With so much on offer in southern Piedmont, with its rural beauty, attractive towns and world-class gastronomy, it’s easy to forget that northern Piedmont is a stunner too. As mentioned earlier, there are two main markets up here: lakeside and slopeside. The popular western half of stately old Lake Maggiore is in Piedmont, as is gem-like little Lake Orta. Lake Maggiore is especially good for period villas, many of which have been converted into reasonably-priced apartments. On both Maggiore and Orta, as across Italy, prices sink the further a home is situated from the water. But stepping back from the blue often means increasing your elevation, with the result of even better views.
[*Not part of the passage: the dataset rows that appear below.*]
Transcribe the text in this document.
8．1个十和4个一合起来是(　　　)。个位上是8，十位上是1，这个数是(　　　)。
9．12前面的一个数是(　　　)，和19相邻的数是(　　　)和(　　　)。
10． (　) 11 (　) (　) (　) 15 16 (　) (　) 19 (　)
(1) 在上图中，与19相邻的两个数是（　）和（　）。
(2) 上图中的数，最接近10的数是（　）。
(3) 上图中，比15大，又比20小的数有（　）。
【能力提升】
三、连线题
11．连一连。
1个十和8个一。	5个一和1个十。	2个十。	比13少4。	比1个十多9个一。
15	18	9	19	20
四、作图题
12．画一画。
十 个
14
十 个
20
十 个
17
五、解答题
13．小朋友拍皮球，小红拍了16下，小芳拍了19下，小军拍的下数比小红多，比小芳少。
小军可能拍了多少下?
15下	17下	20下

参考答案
And then there are the celestial Alps – thought by many mountain-lovers to be the most beautiful range in the world. Rising so quickly as they do, and giving such dramatic backdrop to the pasturelands below, the Alps are arresting in all seasons of the year. Summer is great for hiking, and winter brings its own slippery magic. Northern and western parts of Piedmont have some of the world’s best ski runs, and there’s a fabulous abundance of them in Piedmont’s gigantic ‘Milky Way’ circuit. You’ll find a relaxed, fun-loving culture on the slopes, and a friendly, stylish atmosphere in the resort-towns. Property prices vary considerably depending on the resort, and there are plenty of excellent but lesser-known resorts with great-value homes. You might get a studio or one-bedroom apartment for under €100,000, or a three-bed for under €150,000. In a popular resort such as Sestriere, however, a two-bed chalet might ask €300,000. Note that property prices drop considerably if you buy just ten minutes outside a resort’s centre.
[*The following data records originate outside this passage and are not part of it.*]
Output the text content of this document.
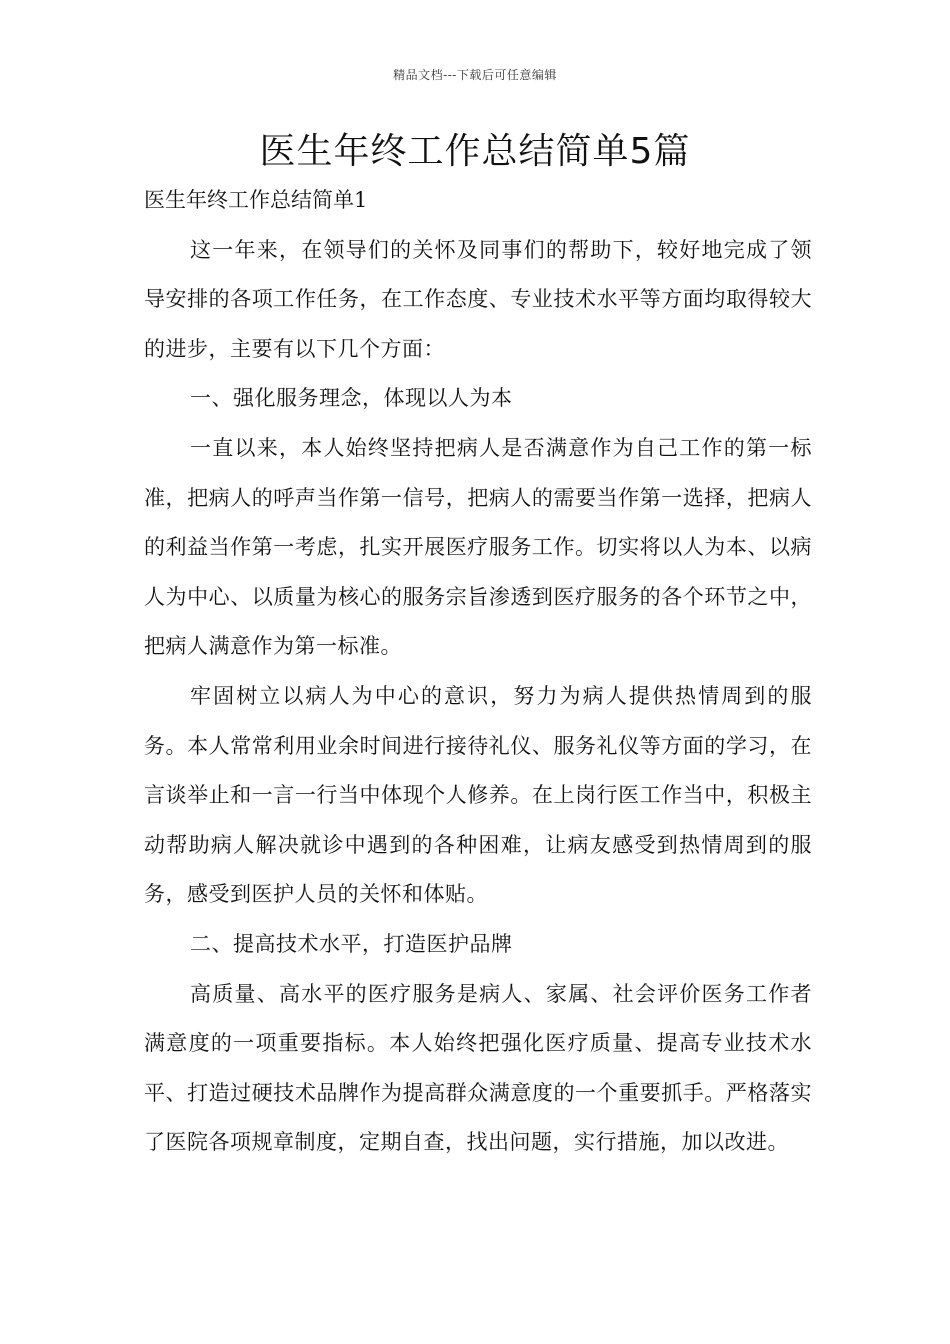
精品文档---下载后可任意编辑
医生年终工作总结简单5篇

医生年终工作总结简单1

这一年来，在领导们的关怀及同事们的帮助下，较好地完成了领导安排的各项工作任务，在工作态度、专业技术水平等方面均取得较大的进步，主要有以下几个方面：

一、强化服务理念，体现以人为本

一直以来，本人始终坚持把病人是否满意作为自己工作的第一标准，把病人的呼声当作第一信号，把病人的需要当作第一选择，把病人的利益当作第一考虑，扎实开展医疗服务工作。切实将以人为本、以病人为中心、以质量为核心的服务宗旨渗透到医疗服务的各个环节之中，把病人满意作为第一标准。

牢固树立以病人为中心的意识，努力为病人提供热情周到的服务。本人常常利用业余时间进行接待礼仪、服务礼仪等方面的学习，在言谈举止和一言一行当中体现个人修养。在上岗行医工作当中，积极主动帮助病人解决就诊中遇到的各种困难，让病友感受到热情周到的服务，感受到医护人员的关怀和体贴。

二、提高技术水平，打造医护品牌

高质量、高水平的医疗服务是病人、家属、社会评价医务工作者满意度的一项重要指标。本人始终把强化医疗质量、提高专业技术水平、打造过硬技术品牌作为提高群众满意度的一个重要抓手。严格落实了医院各项规章制度，定期自查，找出问题，实行措施，加以改进。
Like lake properties, ski homes offer strong holiday rental prospects. You might expect to rent out a ski home for about fourteen winter weeks, with very good rental returns. Then there are summer hikers to consider – a lighter market, but not a non-existent one. Holiday rental prospects in rural southern Piedmont, meanwhile, are also very good, and ever-increasing as more and more tourists find themselves drawn here. Visitors tend to be a discerning and sophisticated sort who appreciate the area’s world-excellence in food and wine, its sense of sapere vivere and its open space.